Die NR Holding war sich ihrer Sache sehr sicher, als sie öffentlich verkündet hat, der VLN keine Termine mehr zu geben. Das September-Urteil hat jedoch alles auf den Kopf gestellt: Was als Überlebenskampf der VLN begann, ist nun ein Kampf um Schadensbegrenzung für den Nürburgring-Besitzer.

Schließlich wurde diesem im ersten Urteil quasi das Hausrecht abgesprochen, die Nürburgring-Nordschleife wurde als "essential facility" der Schieneninfrastruktur und dem Stromnetz gleichgesetzt. Der VLN mussten Termine eingeräumt werden. Wie es zu einer solch eklatanten Fehleinschätzung der Lage durch die Anwälte der NR Holding kommen konnte, wissen diese wohl nur selbst.

Nordschleife

Der Nürburgring hat sich mit dem VLN-Rauswurf womöglich ein böses Eigentor geschossen Zoom

Als Gewinner wird der Nürburgring aus dem Verfahren nicht herauskommen können. Wahrscheinlich werden weitere der ertragreichen Touristenfahrten gestrichen werden müssen, damit beide Langstreckenserien ausreichend Termine erhalten - gesetzt, die NES kommt zustande.

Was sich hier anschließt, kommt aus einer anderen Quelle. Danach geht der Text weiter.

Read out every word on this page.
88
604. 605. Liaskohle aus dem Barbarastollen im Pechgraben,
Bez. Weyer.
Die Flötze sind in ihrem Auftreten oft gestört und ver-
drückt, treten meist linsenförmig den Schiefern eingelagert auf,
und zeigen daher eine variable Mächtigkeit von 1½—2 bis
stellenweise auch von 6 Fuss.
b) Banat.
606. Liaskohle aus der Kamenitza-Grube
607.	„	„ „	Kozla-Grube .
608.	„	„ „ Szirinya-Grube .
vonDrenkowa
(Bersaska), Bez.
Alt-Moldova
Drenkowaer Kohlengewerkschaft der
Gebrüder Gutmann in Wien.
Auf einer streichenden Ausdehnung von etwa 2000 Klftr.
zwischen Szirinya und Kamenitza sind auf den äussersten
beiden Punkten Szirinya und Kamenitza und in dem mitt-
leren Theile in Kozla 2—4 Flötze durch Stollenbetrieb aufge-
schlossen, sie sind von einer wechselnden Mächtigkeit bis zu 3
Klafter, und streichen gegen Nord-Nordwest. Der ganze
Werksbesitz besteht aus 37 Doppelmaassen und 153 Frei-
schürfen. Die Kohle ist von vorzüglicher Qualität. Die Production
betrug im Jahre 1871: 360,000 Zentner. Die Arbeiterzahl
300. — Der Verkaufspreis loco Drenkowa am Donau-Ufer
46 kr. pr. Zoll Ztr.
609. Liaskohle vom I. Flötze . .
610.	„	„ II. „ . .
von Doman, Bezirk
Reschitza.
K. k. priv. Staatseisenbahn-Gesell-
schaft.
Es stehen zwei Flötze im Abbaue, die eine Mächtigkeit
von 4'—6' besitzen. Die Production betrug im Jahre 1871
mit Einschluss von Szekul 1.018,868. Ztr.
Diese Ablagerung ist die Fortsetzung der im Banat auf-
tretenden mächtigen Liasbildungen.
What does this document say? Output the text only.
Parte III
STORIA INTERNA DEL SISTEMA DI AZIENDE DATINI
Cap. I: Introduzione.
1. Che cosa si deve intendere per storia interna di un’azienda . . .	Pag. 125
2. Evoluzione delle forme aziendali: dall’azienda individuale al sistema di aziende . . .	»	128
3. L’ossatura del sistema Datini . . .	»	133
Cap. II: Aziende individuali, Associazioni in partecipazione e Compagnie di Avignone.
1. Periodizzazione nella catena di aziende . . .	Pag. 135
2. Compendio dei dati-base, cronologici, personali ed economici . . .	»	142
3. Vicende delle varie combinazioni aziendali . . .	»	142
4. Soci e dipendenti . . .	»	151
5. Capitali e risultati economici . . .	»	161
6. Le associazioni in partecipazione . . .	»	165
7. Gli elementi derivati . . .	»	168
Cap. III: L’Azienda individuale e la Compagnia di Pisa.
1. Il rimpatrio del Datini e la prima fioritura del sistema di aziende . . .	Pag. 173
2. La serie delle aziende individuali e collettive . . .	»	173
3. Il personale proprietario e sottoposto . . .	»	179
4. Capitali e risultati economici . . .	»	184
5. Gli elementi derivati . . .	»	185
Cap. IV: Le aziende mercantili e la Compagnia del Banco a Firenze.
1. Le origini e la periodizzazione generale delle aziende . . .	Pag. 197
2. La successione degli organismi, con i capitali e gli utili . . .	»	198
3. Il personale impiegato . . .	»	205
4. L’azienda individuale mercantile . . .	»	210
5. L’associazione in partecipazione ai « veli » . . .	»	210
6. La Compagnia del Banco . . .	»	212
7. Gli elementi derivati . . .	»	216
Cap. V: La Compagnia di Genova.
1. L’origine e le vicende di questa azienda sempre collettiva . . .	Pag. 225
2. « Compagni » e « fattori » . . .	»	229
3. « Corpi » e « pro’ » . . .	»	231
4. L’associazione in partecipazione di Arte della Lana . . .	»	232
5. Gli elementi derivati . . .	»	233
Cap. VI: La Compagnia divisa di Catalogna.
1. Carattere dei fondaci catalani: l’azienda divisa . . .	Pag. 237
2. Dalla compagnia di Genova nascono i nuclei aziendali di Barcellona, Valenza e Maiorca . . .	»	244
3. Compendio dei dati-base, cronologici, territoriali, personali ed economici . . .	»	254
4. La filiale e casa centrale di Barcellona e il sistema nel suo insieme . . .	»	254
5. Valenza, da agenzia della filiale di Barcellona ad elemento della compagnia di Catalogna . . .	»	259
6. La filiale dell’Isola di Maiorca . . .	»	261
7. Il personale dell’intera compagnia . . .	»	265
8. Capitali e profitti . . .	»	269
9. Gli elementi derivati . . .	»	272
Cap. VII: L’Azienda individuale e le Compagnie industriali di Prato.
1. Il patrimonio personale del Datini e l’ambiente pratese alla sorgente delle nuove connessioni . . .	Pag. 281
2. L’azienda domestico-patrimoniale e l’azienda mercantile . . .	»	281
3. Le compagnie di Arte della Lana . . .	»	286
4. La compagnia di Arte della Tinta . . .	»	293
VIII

Das viel größere Problem wird jedoch sein, dass bei der jetzigen Tendenz der Nürburgring ein belastetes Objekt sein wird. Egal, welche Serie wie viele Termine bekommt: Das erste Urteil hat dem Nürburgring quasi das Hausrecht abgesprochen. Egal, wie viel davon jetzt noch gekittet wird, der Nürburgring hat aus Investorensicht durch die Verfahren an Attraktivität verloren.

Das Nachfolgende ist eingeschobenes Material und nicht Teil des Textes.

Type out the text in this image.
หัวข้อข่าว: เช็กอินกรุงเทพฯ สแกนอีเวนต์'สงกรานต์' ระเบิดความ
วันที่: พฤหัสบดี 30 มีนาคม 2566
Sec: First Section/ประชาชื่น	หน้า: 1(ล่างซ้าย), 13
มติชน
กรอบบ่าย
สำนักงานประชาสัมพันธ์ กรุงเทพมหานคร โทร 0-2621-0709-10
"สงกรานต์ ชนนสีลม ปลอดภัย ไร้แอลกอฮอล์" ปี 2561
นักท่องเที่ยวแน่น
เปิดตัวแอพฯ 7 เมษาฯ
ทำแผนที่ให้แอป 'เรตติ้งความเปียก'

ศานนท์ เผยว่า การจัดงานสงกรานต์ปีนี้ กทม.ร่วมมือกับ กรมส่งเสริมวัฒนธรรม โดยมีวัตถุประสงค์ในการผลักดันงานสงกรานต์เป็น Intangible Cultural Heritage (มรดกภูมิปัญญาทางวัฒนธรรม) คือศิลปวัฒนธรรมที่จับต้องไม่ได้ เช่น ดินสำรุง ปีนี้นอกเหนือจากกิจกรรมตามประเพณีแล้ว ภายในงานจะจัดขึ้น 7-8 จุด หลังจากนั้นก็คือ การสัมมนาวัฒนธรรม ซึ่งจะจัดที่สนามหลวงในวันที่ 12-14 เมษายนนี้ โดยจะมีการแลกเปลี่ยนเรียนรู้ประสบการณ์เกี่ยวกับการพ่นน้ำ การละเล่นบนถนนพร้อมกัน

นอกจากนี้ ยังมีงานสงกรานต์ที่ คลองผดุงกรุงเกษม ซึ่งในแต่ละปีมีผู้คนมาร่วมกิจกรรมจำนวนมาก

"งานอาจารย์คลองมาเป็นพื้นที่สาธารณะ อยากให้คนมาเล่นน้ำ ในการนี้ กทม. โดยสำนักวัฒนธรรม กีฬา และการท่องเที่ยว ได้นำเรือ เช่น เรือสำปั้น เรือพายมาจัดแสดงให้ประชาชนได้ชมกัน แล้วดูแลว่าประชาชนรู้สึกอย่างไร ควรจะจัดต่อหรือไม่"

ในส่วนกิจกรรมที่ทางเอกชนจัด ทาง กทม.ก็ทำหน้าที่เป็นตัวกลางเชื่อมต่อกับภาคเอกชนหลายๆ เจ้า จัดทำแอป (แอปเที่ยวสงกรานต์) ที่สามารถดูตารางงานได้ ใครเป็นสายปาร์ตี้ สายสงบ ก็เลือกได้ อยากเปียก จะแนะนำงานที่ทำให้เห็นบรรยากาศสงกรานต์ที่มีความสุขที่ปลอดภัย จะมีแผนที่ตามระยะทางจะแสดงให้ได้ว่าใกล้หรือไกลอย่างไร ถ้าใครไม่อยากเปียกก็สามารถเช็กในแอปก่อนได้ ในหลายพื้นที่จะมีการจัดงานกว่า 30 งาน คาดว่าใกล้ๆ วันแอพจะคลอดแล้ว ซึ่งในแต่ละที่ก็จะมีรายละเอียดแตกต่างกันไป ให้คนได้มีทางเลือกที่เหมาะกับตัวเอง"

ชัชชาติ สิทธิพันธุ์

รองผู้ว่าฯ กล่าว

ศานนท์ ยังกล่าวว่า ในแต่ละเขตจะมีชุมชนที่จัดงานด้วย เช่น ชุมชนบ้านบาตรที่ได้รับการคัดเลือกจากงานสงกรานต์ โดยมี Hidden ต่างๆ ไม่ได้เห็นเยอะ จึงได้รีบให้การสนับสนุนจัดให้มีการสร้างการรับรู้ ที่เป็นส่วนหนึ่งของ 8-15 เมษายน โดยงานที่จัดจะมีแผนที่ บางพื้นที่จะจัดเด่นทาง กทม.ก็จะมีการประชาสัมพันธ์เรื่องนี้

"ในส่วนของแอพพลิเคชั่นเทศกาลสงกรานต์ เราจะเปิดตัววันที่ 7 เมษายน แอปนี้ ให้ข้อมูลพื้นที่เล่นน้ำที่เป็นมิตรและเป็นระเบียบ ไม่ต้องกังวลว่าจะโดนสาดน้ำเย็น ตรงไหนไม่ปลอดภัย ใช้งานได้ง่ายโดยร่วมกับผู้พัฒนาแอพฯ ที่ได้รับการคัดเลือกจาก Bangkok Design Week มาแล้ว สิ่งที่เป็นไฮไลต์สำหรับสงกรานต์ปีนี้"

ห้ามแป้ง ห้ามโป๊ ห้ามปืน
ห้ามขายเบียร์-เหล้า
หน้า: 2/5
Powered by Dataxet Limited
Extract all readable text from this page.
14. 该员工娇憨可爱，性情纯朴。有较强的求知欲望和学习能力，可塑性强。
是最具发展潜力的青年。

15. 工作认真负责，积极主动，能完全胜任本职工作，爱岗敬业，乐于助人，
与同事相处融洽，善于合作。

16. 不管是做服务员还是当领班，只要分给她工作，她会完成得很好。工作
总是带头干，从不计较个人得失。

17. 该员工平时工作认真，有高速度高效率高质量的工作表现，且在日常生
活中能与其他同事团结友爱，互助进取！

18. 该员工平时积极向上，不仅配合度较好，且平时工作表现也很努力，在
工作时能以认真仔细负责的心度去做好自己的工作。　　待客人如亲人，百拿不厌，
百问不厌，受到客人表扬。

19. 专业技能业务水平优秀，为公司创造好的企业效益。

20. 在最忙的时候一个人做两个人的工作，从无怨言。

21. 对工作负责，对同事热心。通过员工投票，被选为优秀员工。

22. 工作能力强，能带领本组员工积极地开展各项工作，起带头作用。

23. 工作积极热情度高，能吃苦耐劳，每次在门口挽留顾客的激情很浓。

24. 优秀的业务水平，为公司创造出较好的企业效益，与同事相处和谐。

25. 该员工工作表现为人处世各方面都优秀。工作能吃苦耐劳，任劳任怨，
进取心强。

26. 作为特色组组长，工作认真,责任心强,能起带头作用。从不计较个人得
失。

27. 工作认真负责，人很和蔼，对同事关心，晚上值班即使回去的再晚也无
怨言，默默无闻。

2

Die NR Holding, deren Ziel es ursprünglich in dieser ganzen Geschichte war, die eigene Verhandlungsposition gegenüber dem ADAC zu verbessern, der mehr als 80 Prozent der Rennveranstaltungen auf dem Nürburgring durchführt, kämpft seit dem September-Urteil um ihren Business Case. Der Schritt, die VLN aus der "Grünen Hölle" zu werfen, hat sich als Bumerang erwiesen.

Beim Urteil am 21. Dezember steht also viel auf dem Spiel, und das nicht nur für den Motorsport.